“So,” I say, handing her the blueberry lemon cookie. “I found a law. A werewolf kingdom law. It states that even if unranked in their former pack, as long as a werewolf has undergone a full warrior training program, they can request a warrior challenge in any pack they transfer to, and the challenge has to be scheduled within two weeks of the request, or the alpha must automatically grant warrior status to the challenging wolf.”

She swallows hard, her eyes widening. “Are you shitting me?”

“No. I may joke about a lot of things, but not about this. This isn’t a joking matter.”

“That motherfucker,” she growls, her lips pulling into a snarl and her fist slamming onto the table. I wince and grab her hand to keep her from doing it again and destroying the furniture. I’ve gotten in trouble for doing that too many times growing up. “So, you’re telling me I could have been a Silver Ridge warrior this whole time? That I didn’t need to work my way from the bottom of the training classes to prove myself?”

“As long as you scored well during the challenge, yes. Based on what I saw today, I don’t see why you wouldn’t earn a passing score. There are a few things you can improve on, yes, but nothing major or that will take more than a few weeks of work to fix.”

“But…” She chews on her lip, then takes a deep breath and continues. “Was Maddie going easy on me today?”

“Maddie? No, she knows better than that. She may be the pack princess, but she’s never gotten away with slacking off on her training. Alpha Harrison had high standards for his children—for all of us, really.”

My thumb runs over her knuckles as I speak, and her eyes flick down to where we touch, to where the warmth and the tingles of our bond she can’t feel spread up my arm to my heart, calming my wolf who is as angry about all of this as she is. But as soon as her eyes land on our joined hands, I pull away and grab my phone out of my pocket.

“I uh—I took a picture of the law,” I say, showing it to her. “I can send it to you, if you want. That way, you can find it easier. I’m sure your pack’s library has a copy of the laws, too.”

“Thanks, that would be great,” she says, her voice breathy.

I swallow and shoot the picture off to her in a text, then put my phone back in my pocket. She looks over it once it’s delivered, zooming in and reading through the wording of the law.

“Okay. Okay,” she says as her eyes scan it over a few times. “Okay,” she repeats one more time. “So, can we meet at the same time on Thursday?”

And just like when she text me to ask if the training offer was still on the table, I’m replying to her before I can think things through.

“That sounds perfect.”

Chapter 12

REID

OurdrivebacktoCrescent Lake is uneventful.

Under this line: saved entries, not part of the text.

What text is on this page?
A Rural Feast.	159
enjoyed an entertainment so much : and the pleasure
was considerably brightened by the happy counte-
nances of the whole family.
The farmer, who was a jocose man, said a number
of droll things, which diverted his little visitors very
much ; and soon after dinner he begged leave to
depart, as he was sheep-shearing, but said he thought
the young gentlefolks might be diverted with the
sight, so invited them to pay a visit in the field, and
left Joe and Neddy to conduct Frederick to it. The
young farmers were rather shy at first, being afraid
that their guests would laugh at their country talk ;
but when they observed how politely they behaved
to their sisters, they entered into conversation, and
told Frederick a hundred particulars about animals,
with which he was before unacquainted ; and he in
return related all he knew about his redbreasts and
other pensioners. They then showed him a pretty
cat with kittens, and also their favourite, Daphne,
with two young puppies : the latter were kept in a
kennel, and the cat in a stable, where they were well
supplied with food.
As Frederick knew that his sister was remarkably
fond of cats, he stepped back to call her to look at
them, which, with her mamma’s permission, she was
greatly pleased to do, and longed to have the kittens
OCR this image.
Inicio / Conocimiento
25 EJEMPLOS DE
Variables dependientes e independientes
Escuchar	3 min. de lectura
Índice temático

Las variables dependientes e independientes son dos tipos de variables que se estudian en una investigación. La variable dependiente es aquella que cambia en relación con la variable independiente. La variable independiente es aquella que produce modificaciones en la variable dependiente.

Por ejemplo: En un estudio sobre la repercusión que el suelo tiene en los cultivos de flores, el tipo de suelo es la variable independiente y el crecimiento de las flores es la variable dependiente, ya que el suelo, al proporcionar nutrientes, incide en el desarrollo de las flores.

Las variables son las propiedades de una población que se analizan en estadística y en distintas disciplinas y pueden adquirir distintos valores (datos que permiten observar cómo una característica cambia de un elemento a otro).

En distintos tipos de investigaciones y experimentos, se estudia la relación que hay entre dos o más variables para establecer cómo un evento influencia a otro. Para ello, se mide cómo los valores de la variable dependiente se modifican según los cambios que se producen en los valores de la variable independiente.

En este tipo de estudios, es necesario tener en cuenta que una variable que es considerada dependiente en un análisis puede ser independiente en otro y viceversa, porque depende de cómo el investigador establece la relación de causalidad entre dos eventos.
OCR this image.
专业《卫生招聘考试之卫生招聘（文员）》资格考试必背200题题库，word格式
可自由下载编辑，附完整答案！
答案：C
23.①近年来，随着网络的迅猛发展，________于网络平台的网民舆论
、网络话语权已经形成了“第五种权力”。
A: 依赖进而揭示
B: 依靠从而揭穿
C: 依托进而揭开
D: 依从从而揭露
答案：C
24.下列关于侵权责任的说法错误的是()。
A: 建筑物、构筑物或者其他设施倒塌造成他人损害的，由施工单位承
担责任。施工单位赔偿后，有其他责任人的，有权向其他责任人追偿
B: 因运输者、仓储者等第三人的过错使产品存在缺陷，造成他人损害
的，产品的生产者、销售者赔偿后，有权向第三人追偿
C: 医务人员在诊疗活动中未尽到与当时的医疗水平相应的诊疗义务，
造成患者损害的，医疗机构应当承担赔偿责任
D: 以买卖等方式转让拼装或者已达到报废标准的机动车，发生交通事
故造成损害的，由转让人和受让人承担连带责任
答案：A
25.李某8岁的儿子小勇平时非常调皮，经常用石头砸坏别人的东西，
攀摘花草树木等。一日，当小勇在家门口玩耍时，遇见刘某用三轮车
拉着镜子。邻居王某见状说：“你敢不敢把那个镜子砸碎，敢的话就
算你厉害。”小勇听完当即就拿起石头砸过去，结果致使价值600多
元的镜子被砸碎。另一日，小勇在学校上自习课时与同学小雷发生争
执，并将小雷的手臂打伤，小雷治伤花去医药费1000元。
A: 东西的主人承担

We chat the entire time, but it is mindless—small talk about mundane things like movies, food, and music. But I’m not paying much attention to the conversation.

Instead, I’m focused on her, on her presence and her scent, on how it fills my car. I glance at her as she talks, examining her as she stares out the passenger window and watches the trees as we pass them. I’m thinking of how that sweet peony, strawberry, and peach aroma will linger in my car for days and the conflicted emotions that thought elicits in my heart, soul, and brain.

My heart beats for her. Every pulse of the organ pumping blood through my body since the moment I realized she was mine has been for her. Not because I want it to be but because that is what the mate bond does. Turns wolves into saps.

And my soul—my soul longs for her. Both the wolf part and the human part.

But my brain? My brain is the one part of me that is sane. The one part remaining logical. The one part that understands and remembers why I can not give in and have her.

Even with all of that, even with that knowledge, I am debating if I should use my car as much as possible over the next few days until Thursday, so I can smell her scent whenever I want. Or if I should leave it alone, leave it so the scent remains trapped inside and as strong as possible for as long as possible.

Before I know it, we pull back up to the packhouse, and I park my Mustang next to her blue Subaru. She’s leaving, heading back to her pack. But that thought has my heart clenching and my wolf howling. My hands rub the steering wheel, and I take one more deep breath of her scent.

For my wolf. Only for my wolf. That is the only reason I need to hold on to that scent.

“I really do appreciate you doing all of this for me,” she says, staying in her seat and keeping the seatbelt on.

Maybe I’m not the only one reluctant to separate. Or maybe I am projecting my hesitancy and inner turmoil onto her.

“It’s really not a big deal,” I say. “I am more than happy to help.”

Especially since it means I get to spend time with you. Get close to you. Touch you.

Fuck, I need to pull it together.

“I know, but I’m not from your pack, and you’re going out of your way to help me. Taking time out of your day to train me, doing research for me.”